La psychanalyse fait également partie de notre héritage le plus précieux, plaide-t-il, « au même titre que la littérature, la peinture ou la philosophie ».

Une quête de sens

Souverainiste, Nicolas Lévesque se désole de constater que « le boire et le manger soient devenus notre principal liant social ». À son avis, aucun projet politique digne de ce nom ne pourra voir le jour s’il n’est pas porté par une quête de sens. « N’est-ce pas le défi de tous les pays laïques? Retrouver le sacré après les religions? »

Optimiste presque malgré lui, il en appelle à une « révolution non utopiste », où le Québec passerait enfin à l’âge adulte. Au Parti québécois, on se méfie de lui. On le trouve vaseux. Il n’en a cure. « Ça prend des psys pour servir la société d’aujourd’hui, expliquer nos névroses personnelles et collectives. Ça prend des psys pour rappeler qu’il n’y a pas de solution simple, pour rappeler que le plus important, c’est de s’abandonner à l’idée qu’on ne sait rien. »

Tomber en morceaux

Il lui arrive de « tomber en morceaux ». Psychiquement, intellectuellement et existentiellement. « Je sais trop bien ne pas exister », confiait-il récemment à un ami. La phrase ornera la couverture de son prochain livre. L’ouvrage paraîtra cet automne aux éditions Varia, dans la collection « Proses de combat ». « Ça porte sur mon histoire personnelle mais aussi sur l’histoire du Québec, son destin, et plus largement sur le monde dans lequel on vit. »

L’homme s’est toujours méfié des clichés de la psychanalyse. « Je ne pense pas que ce soit Freud qu’il faut sauver, ni même l’inconscient ou sa vision de la sexualité. Non, ce qui est en jeu, c’est l’espace pour créer, à l’intérieur duquel on trouve le temps pour pleurer, pour rêver, pour penser. »

Doté d’« une capacité anormale à porter le refoulé des autres », il affirme se prendre parfois pour un « sauveur » — une condition qu’il fait remonter à son histoire familiale, au passé d’orpheline de sa mère, à l’éducation qu’il a reçue. « J’ai étudié chez les Jésuites. À 14 ans, j’étais moniteur dans un camp pour jeunes défavorisés. À 16 ans, je faisais la cuisine pour les 80 personnes du camp. Je suis marqué par mon bagage chrétien. »

Il dit aussi se trouver meilleur psychanalyste depuis qu’il a des enfants. « C’est un travail où l’on mûrit avec l’âge », notet- il. Il voit néanmoins des limites à l’idéologie du vécu. « Je n’ai pas besoin d’être cocaïnomane pour comprendre les problèmes de dépendance. »

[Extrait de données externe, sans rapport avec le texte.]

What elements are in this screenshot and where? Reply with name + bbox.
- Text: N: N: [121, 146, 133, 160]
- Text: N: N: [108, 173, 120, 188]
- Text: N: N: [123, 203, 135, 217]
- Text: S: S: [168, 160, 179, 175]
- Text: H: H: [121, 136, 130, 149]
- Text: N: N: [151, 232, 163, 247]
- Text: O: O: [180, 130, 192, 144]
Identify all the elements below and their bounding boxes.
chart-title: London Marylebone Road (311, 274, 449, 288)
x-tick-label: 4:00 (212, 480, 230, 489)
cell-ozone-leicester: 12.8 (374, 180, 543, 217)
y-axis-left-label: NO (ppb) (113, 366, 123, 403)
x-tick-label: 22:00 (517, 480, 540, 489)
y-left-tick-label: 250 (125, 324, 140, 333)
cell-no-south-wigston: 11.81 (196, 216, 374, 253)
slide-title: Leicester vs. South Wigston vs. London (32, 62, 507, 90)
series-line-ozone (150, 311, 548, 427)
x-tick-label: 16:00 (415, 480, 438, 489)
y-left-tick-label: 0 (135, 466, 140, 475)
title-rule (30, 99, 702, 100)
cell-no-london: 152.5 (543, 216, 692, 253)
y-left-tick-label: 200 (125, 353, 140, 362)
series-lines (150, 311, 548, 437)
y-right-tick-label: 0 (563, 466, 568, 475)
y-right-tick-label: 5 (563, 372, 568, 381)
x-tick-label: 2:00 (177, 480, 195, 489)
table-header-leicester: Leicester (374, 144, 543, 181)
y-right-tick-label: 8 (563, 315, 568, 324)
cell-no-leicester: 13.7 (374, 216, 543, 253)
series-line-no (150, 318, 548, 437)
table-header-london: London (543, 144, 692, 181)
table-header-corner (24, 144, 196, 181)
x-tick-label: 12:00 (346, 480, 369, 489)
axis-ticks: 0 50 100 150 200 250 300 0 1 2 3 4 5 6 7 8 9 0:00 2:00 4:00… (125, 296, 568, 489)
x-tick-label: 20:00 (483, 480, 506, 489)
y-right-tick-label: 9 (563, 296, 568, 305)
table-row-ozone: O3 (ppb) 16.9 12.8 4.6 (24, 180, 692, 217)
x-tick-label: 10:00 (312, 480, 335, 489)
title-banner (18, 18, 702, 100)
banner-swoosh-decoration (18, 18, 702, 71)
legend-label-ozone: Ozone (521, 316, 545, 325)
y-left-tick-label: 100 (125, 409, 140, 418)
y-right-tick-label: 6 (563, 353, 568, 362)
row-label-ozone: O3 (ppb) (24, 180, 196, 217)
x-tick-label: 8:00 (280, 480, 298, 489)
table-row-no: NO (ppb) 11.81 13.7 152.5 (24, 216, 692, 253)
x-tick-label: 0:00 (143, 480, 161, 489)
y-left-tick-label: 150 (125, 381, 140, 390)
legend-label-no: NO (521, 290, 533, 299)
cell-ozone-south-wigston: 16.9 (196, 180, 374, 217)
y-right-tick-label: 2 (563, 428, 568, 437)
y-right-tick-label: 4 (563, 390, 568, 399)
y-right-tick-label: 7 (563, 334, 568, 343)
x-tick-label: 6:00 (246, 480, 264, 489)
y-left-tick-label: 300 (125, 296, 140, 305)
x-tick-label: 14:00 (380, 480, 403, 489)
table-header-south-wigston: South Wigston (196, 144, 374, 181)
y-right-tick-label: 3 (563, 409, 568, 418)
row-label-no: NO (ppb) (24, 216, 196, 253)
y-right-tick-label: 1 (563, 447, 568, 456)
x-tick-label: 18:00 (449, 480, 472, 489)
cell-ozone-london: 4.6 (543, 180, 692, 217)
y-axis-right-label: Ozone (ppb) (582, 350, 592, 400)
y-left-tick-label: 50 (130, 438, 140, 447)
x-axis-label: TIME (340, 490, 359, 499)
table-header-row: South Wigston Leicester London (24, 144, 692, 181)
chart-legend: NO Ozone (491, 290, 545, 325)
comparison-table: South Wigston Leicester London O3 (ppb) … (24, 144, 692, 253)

Dans sa salle d’attente, on trouve des punks, des comédiens au chômage, des jeunes psys, des gens âgés, des écrivains. « Que ce soit parce qu’ils projettent de louer un atelier ou parce qu’ils souhaitent faire le tour du monde, les gens font la révolution tout le temps dans mon bureau. Au fond, ils ont juste besoin d’un espace pour entretenir cette vision suffisamment longtemps pour que ça marche. »

Il aime ce métier de passions et de mots. En ces temps de grands tourments, il envisage le psychologue comme un allumeur de réverbères, « semblable à une sculpture de Rodin dans un parc ou au coup de crayon de Toulouse-Lautrec, véritable pont entre les beaux-arts et la rue ».